AWS Savings Plans are a core component of AWS FinOps, offering discounts on compute usage in exchange for a commitment to a consistent amount of usage (measured in dollars per hour) over a one- or three-year term.

Rather than tying the commitment to specific instance types or regions, Savings Plans apply automatically to eligible AWS compute resources. This structure allows organizations to reduce costs across services like Amazon EC2, AWS Fargate, and AWS Lambda without having to make rigid, upfront instance specifications.

Savings Plans are suited for organizations that prioritize cost savings but still need the ability to adapt to changing compute requirements. The pricing model automatically applies the applicable discount to any usage matching the plan's scope, with standard on-demand rates being charged for any usage beyond the committed amount. 

The flexibility of Savings Plans makes them attractive for dynamic workloads where usage may fluctuate, as users can shift resources within families, sizes, and locations without losing the benefit of discounted pricing.

What Are AWS Reserved Instances? 

AWS Reserved Instances (RIs) are a cost-saving model for Amazon EC2 where customers commit to using a specific instance type, size, and region for a one- or three-year period. This commitment grants significant discounts compared to on-demand pricing. 

RIs lock customers into specific resource parameters, ensuring they receive the discount only when those exact parameters are met during usage. Their rigid structure means customers must plan their cloud infrastructure needs with accuracy, as changes to instance types, regions, or operating systems usually aren’t permitted unless using Convertible RIs. 

RIs are ideal for steady-state workloads where future compute requirements can be forecasted with confidence.

Editor’s note: Updated differences between AWS discount options to reflect Amazon policy and pricing in 2026.

This is part of a series of articles about AWS cost management

Types of AWS Savings Plans 

Compute Savings Plans

Compute Savings Plans provide the most flexibility of the Savings Plans options.

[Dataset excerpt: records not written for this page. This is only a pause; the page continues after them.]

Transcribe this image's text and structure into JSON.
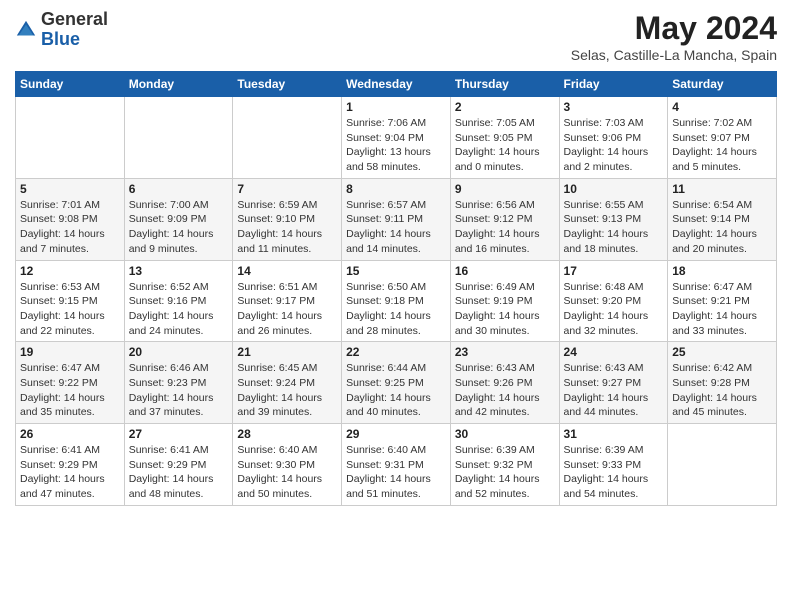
{
  "header": {
    "logo_general": "General",
    "logo_blue": "Blue",
    "month_year": "May 2024",
    "location": "Selas, Castille-La Mancha, Spain"
  },
  "weekdays": [
    "Sunday",
    "Monday",
    "Tuesday",
    "Wednesday",
    "Thursday",
    "Friday",
    "Saturday"
  ],
  "weeks": [
    [
      {
        "day": "",
        "detail": ""
      },
      {
        "day": "",
        "detail": ""
      },
      {
        "day": "",
        "detail": ""
      },
      {
        "day": "1",
        "detail": "Sunrise: 7:06 AM\nSunset: 9:04 PM\nDaylight: 13 hours\nand 58 minutes."
      },
      {
        "day": "2",
        "detail": "Sunrise: 7:05 AM\nSunset: 9:05 PM\nDaylight: 14 hours\nand 0 minutes."
      },
      {
        "day": "3",
        "detail": "Sunrise: 7:03 AM\nSunset: 9:06 PM\nDaylight: 14 hours\nand 2 minutes."
      },
      {
        "day": "4",
        "detail": "Sunrise: 7:02 AM\nSunset: 9:07 PM\nDaylight: 14 hours\nand 5 minutes."
      }
    ],
    [
      {
        "day": "5",
        "detail": "Sunrise: 7:01 AM\nSunset: 9:08 PM\nDaylight: 14 hours\nand 7 minutes."
      },
      {
        "day": "6",
        "detail": "Sunrise: 7:00 AM\nSunset: 9:09 PM\nDaylight: 14 hours\nand 9 minutes."
      },
      {
        "day": "7",
        "detail": "Sunrise: 6:59 AM\nSunset: 9:10 PM\nDaylight: 14 hours\nand 11 minutes."
      },
      {
        "day": "8",
        "detail": "Sunrise: 6:57 AM\nSunset: 9:11 PM\nDaylight: 14 hours\nand 14 minutes."
      },
      {
        "day": "9",
        "detail": "Sunrise: 6:56 AM\nSunset: 9:12 PM\nDaylight: 14 hours\nand 16 minutes."
      },
      {
        "day": "10",
        "detail": "Sunrise: 6:55 AM\nSunset: 9:13 PM\nDaylight: 14 hours\nand 18 minutes."
      },
      {
        "day": "11",
        "detail": "Sunrise: 6:54 AM\nSunset: 9:14 PM\nDaylight: 14 hours\nand 20 minutes."
      }
    ],
    [
      {
        "day": "12",
        "detail": "Sunrise: 6:53 AM\nSunset: 9:15 PM\nDaylight: 14 hours\nand 22 minutes."
      },
      {
        "day": "13",
        "detail": "Sunrise: 6:52 AM\nSunset: 9:16 PM\nDaylight: 14 hours\nand 24 minutes."
      },
      {
        "day": "14",
        "detail": "Sunrise: 6:51 AM\nSunset: 9:17 PM\nDaylight: 14 hours\nand 26 minutes."
      },
      {
        "day": "15",
        "detail": "Sunrise: 6:50 AM\nSunset: 9:18 PM\nDaylight: 14 hours\nand 28 minutes."
      },
      {
        "day": "16",
        "detail": "Sunrise: 6:49 AM\nSunset: 9:19 PM\nDaylight: 14 hours\nand 30 minutes."
      },
      {
        "day": "17",
        "detail": "Sunrise: 6:48 AM\nSunset: 9:20 PM\nDaylight: 14 hours\nand 32 minutes."
      },
      {
        "day": "18",
        "detail": "Sunrise: 6:47 AM\nSunset: 9:21 PM\nDaylight: 14 hours\nand 33 minutes."
      }
    ],
    [
      {
        "day": "19",
        "detail": "Sunrise: 6:47 AM\nSunset: 9:22 PM\nDaylight: 14 hours\nand 35 minutes."
      },
      {
        "day": "20",
        "detail": "Sunrise: 6:46 AM\nSunset: 9:23 PM\nDaylight: 14 hours\nand 37 minutes."
      },
      {
        "day": "21",
        "detail": "Sunrise: 6:45 AM\nSunset: 9:24 PM\nDaylight: 14 hours\nand 39 minutes."
      },
      {
        "day": "22",
        "detail": "Sunrise: 6:44 AM\nSunset: 9:25 PM\nDaylight: 14 hours\nand 40 minutes."
      },
      {
        "day": "23",
        "detail": "Sunrise: 6:43 AM\nSunset: 9:26 PM\nDaylight: 14 hours\nand 42 minutes."
      },
      {
        "day": "24",
        "detail": "Sunrise: 6:43 AM\nSunset: 9:27 PM\nDaylight: 14 hours\nand 44 minutes."
      },
      {
        "day": "25",
        "detail": "Sunrise: 6:42 AM\nSunset: 9:28 PM\nDaylight: 14 hours\nand 45 minutes."
      }
    ],
    [
      {
        "day": "26",
        "detail": "Sunrise: 6:41 AM\nSunset: 9:29 PM\nDaylight: 14 hours\nand 47 minutes."
      },
      {
        "day": "27",
        "detail": "Sunrise: 6:41 AM\nSunset: 9:29 PM\nDaylight: 14 hours\nand 48 minutes."
      },
      {
        "day": "28",
        "detail": "Sunrise: 6:40 AM\nSunset: 9:30 PM\nDaylight: 14 hours\nand 50 minutes."
      },
      {
        "day": "29",
        "detail": "Sunrise: 6:40 AM\nSunset: 9:31 PM\nDaylight: 14 hours\nand 51 minutes."
      },
      {
        "day": "30",
        "detail": "Sunrise: 6:39 AM\nSunset: 9:32 PM\nDaylight: 14 hours\nand 52 minutes."
      },
      {
        "day": "31",
        "detail": "Sunrise: 6:39 AM\nSunset: 9:33 PM\nDaylight: 14 hours\nand 54 minutes."
      },
      {
        "day": "",
        "detail": ""
      }
    ]
  ]
}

With Compute Savings Plans, users commit to a certain amount of compute spend per hour but aren’t restricted to specific instance families, sizes, operating systems, or regions. This means workloads can move between different EC2 instance families, across different AWS regions, and even to other eligible compute services like AWS Fargate or Lambda, all while maintaining the committed discount.

This broad applicability makes Compute Savings Plans ideal for organizations that regularly shift workloads or develop and deploy new compute resources in response to changing demand. The automatic application of discounts across services and regions removes many of the long-term planning challenges faced with traditional reserved pricing. However, discount rates are lower than other plans due to this added flexibility.

Term

Payment Option

Discount Range Compared to On-Demand

1 Year

All Upfront

29% to 49%

1 Year

Partial Upfront

27% to 47%

1 Year

No Upfront

26% to 46%

3 Years

All Upfront

42% to 66%

3 Years

Partial Upfront

40% to 64%

3 Years

No Upfront

38% to 62%

Discounts vary depending on instance type, region, and utilization patterns.

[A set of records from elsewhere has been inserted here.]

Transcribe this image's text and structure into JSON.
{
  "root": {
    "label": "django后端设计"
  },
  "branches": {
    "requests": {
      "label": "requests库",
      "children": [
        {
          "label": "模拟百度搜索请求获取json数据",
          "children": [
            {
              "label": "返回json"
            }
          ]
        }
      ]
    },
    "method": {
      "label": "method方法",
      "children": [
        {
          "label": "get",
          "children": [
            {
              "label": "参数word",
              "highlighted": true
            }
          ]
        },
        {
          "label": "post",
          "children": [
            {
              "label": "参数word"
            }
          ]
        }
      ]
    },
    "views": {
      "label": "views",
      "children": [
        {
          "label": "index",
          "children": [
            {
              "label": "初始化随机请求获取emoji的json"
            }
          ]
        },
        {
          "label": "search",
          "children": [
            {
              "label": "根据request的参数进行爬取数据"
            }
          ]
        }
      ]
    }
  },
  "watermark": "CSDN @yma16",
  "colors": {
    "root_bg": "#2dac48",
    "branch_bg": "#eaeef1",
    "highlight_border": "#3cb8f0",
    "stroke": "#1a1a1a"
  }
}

EC2 Instance Savings Plans

EC2 Instance Savings Plans offer lower rates compared to Compute Savings Plans but require more specific commitments. When purchasing this Savings Plan, users must commit to a particular EC2 instance family in a chosen region, though they can vary instance size, operating system, and tenancy within that family. This model applies discounts only to usage matching these commitments.

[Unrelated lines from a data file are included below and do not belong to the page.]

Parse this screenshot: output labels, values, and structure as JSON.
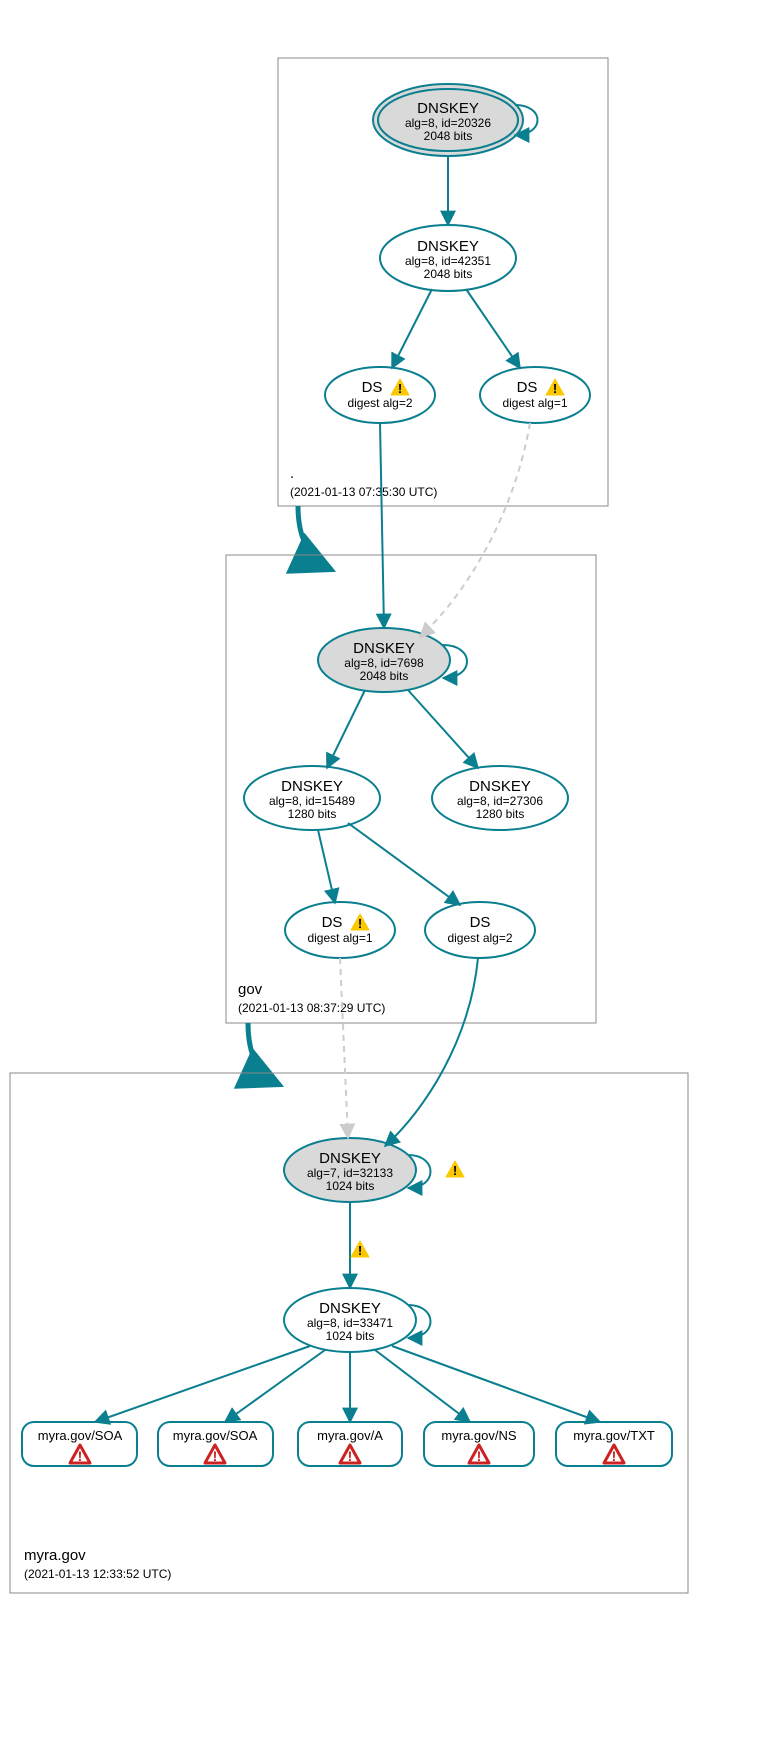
{
  "zones": {
    "root": {
      "name": ".",
      "timestamp": "(2021-01-13 07:35:30 UTC)"
    },
    "gov": {
      "name": "gov",
      "timestamp": "(2021-01-13 08:37:29 UTC)"
    },
    "myra": {
      "name": "myra.gov",
      "timestamp": "(2021-01-13 12:33:52 UTC)"
    }
  },
  "nodes": {
    "ksk_root": {
      "title": "DNSKEY",
      "l2": "alg=8, id=20326",
      "l3": "2048 bits"
    },
    "zsk_root": {
      "title": "DNSKEY",
      "l2": "alg=8, id=42351",
      "l3": "2048 bits"
    },
    "ds_root_2": {
      "title": "DS",
      "l2": "digest alg=2"
    },
    "ds_root_1": {
      "title": "DS",
      "l2": "digest alg=1"
    },
    "ksk_gov": {
      "title": "DNSKEY",
      "l2": "alg=8, id=7698",
      "l3": "2048 bits"
    },
    "zsk_gov_a": {
      "title": "DNSKEY",
      "l2": "alg=8, id=15489",
      "l3": "1280 bits"
    },
    "zsk_gov_b": {
      "title": "DNSKEY",
      "l2": "alg=8, id=27306",
      "l3": "1280 bits"
    },
    "ds_gov_1": {
      "title": "DS",
      "l2": "digest alg=1"
    },
    "ds_gov_2": {
      "title": "DS",
      "l2": "digest alg=2"
    },
    "ksk_myra": {
      "title": "DNSKEY",
      "l2": "alg=7, id=32133",
      "l3": "1024 bits"
    },
    "zsk_myra": {
      "title": "DNSKEY",
      "l2": "alg=8, id=33471",
      "l3": "1024 bits"
    }
  },
  "records": {
    "r1": "myra.gov/SOA",
    "r2": "myra.gov/SOA",
    "r3": "myra.gov/A",
    "r4": "myra.gov/NS",
    "r5": "myra.gov/TXT"
  }
}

These plans suit organizations with stable workloads running on a specific EC2 instance family. While less flexible than Compute Savings Plans, the discounts are generally higher due to the additional restrictions.

Term

Payment Option

Discount Range Compared to On-Demand

1 Year

All Upfront

31% to 52%

1 Year

Partial Upfront

30% to 50%

1 Year

No Upfront

28% to 48%

3 Years

All Upfront

48% to 72%

3 Years

Partial Upfront

46% to 70%

3 Years

No Upfront

44% to 68%

Discounts are higher due to restrictions on instance family and region.

SageMaker Savings Plans

SageMaker Savings Plans focus exclusively on AWS SageMaker, the company’s managed machine learning service. Customers commit to a stated dollar-per-hour spend on SageMaker usage, covering various SageMaker features like training jobs, real-time inferencing, batch transform jobs, and processing.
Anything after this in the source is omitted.